19. La principessa crudele

Ripensando alla primissima origine di Turandot, devo dire che essa è nata da un pranzo, nato a sua volta da una delusione. Pranzo intimo a tre, cominciato con celata amarezza e finito tra vividi bagliori di speranze.

Simoni ed io dovevamo far vedere a Puccini accoratissimo che la bocciatura d'un progetto di libretto ideato per lui non ci aveva per nulla, non dico offesi, ma nemmeno turbati. Che giudicavamo giusta la sua sentenza di condanna e perciò eravamo disposti a tornare da capo. Non sarei esatto affermando che fosse quello il nostro schietto sentimento, ma il Maestro ci parve sì deluso e dolente di esserlo, che ci proponemmo di togliergli l'incubo attraverso un simposio offertogli da noi:

«Questa sera alle otto, alla Fiaschetteria».

«Va bene, ragazzi.»

Con tale appuntamento si chiuse il burrascoso pomeriggio primaverile.
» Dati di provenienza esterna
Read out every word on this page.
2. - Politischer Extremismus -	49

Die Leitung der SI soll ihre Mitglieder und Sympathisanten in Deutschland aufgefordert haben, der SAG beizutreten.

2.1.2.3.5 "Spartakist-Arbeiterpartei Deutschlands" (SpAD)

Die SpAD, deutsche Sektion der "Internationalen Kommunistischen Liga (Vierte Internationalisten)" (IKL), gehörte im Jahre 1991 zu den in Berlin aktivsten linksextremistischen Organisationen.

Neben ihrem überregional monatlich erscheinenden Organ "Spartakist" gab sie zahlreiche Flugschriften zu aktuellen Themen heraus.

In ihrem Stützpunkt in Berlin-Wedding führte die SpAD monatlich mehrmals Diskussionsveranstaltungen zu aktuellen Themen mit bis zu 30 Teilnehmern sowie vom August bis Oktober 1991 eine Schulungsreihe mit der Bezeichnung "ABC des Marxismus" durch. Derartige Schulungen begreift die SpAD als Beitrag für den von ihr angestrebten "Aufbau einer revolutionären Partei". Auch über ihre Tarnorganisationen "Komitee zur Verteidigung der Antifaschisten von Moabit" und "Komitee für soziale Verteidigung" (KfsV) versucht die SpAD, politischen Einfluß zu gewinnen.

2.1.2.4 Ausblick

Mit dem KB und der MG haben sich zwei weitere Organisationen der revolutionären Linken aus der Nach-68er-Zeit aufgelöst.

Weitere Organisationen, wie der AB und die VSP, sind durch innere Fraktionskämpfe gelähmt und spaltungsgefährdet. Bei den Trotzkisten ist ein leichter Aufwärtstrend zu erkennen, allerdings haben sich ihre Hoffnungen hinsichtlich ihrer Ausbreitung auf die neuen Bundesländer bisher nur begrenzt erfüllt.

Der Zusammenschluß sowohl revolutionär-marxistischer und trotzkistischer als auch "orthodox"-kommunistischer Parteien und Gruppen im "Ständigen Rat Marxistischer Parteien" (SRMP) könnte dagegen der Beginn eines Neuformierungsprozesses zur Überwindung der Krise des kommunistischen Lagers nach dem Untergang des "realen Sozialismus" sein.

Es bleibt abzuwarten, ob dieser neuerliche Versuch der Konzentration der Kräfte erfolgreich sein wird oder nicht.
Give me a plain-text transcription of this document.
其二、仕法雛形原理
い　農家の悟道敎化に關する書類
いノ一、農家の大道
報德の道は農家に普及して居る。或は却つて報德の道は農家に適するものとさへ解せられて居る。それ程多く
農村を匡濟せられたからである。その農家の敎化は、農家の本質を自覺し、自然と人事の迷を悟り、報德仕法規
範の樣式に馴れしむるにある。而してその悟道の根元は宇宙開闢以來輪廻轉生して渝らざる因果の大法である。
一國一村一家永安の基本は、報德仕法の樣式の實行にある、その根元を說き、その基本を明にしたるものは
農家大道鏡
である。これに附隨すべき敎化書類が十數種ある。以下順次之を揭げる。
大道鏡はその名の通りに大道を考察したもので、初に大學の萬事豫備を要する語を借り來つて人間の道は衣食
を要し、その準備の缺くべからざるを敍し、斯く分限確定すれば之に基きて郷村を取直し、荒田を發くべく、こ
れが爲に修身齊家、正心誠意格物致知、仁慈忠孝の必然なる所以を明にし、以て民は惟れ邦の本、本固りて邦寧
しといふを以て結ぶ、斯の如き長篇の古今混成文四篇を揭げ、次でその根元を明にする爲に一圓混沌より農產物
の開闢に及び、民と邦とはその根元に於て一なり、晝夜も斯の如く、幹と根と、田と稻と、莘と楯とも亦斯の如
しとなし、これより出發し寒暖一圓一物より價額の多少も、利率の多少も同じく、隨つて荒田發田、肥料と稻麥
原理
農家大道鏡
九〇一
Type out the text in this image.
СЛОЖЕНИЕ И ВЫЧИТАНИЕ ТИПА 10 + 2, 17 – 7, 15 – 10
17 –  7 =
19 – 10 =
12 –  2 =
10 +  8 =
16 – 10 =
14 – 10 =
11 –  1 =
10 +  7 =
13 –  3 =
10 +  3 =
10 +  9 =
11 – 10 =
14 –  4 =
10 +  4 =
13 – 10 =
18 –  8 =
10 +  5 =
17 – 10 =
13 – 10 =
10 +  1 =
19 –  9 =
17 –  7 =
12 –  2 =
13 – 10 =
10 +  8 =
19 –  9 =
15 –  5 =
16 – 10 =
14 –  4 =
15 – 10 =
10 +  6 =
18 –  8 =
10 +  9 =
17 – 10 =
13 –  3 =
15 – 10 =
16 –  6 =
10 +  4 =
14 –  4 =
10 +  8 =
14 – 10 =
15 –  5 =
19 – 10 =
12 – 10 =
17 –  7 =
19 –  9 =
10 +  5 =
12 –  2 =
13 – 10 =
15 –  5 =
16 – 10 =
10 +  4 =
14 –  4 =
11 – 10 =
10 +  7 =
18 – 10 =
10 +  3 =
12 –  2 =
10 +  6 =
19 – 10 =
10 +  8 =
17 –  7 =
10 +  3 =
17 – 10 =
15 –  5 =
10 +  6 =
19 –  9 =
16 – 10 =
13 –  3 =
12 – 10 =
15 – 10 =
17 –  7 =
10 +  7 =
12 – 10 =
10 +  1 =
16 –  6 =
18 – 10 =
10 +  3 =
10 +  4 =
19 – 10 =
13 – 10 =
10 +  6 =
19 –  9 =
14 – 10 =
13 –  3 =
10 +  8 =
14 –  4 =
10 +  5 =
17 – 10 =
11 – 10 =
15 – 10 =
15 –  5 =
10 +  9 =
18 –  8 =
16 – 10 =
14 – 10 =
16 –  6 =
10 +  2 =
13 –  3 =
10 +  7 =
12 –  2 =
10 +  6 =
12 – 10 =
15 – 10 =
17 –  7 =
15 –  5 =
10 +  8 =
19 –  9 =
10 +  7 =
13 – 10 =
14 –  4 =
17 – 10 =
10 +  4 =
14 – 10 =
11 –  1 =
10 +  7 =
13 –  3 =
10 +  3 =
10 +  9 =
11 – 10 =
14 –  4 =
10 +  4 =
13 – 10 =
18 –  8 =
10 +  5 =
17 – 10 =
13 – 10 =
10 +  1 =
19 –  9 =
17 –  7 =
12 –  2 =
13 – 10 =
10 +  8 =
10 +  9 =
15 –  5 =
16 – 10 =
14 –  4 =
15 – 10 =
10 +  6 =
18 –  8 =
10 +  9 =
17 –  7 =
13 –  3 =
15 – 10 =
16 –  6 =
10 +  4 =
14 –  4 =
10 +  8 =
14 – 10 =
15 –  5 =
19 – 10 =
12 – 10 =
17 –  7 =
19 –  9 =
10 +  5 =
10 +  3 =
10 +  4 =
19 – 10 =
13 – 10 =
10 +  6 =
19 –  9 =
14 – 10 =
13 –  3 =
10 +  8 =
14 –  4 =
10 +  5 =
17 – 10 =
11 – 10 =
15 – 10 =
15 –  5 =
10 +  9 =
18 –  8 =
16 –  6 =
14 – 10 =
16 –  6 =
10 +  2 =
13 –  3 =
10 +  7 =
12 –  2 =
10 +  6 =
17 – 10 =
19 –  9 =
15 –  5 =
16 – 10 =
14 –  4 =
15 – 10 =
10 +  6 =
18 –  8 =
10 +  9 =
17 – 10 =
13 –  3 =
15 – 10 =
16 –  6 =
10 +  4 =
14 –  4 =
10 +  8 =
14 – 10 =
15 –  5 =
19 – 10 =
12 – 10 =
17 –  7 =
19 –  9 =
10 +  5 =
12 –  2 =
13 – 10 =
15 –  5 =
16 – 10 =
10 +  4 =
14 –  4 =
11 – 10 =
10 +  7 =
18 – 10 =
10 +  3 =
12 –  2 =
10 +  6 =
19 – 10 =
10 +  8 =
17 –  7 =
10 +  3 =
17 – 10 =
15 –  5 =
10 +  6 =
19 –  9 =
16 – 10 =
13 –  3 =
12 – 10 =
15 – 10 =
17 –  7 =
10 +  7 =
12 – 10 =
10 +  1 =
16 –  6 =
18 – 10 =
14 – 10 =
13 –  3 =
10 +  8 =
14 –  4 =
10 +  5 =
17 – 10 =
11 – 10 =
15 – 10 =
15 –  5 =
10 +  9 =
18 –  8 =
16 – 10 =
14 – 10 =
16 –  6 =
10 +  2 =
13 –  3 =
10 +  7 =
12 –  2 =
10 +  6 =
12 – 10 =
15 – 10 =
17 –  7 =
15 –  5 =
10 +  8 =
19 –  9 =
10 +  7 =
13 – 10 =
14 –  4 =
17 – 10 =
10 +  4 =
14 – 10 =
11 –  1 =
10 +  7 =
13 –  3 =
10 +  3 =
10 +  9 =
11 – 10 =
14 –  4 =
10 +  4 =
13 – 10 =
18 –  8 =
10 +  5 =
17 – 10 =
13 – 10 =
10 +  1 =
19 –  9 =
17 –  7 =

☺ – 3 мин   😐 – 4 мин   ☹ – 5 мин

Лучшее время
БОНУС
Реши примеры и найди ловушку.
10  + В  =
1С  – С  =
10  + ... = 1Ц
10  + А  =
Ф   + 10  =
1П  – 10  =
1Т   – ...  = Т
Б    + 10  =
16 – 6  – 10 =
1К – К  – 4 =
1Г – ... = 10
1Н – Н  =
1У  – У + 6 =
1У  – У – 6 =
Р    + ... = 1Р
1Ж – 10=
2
Qualche mese prima, Puccini incontratosi in terra di Toscana con Simoni a cui voleva bene fin da quando egli, tra i pochi coraggiosi, aveva difeso Butterfly dopo il linciaggio, gli aveva detto:

Sono senza lavoro come un disoccupato. Me ne rodo e torturo. Metto le mani sul pianoforte e mi si sporcano di polvere. Sento passare gli anni, e dei più belli… Perché, quando torni a Milano, non ti metti d'accordo con Adami per cercare insieme qualche cosa di buono per me?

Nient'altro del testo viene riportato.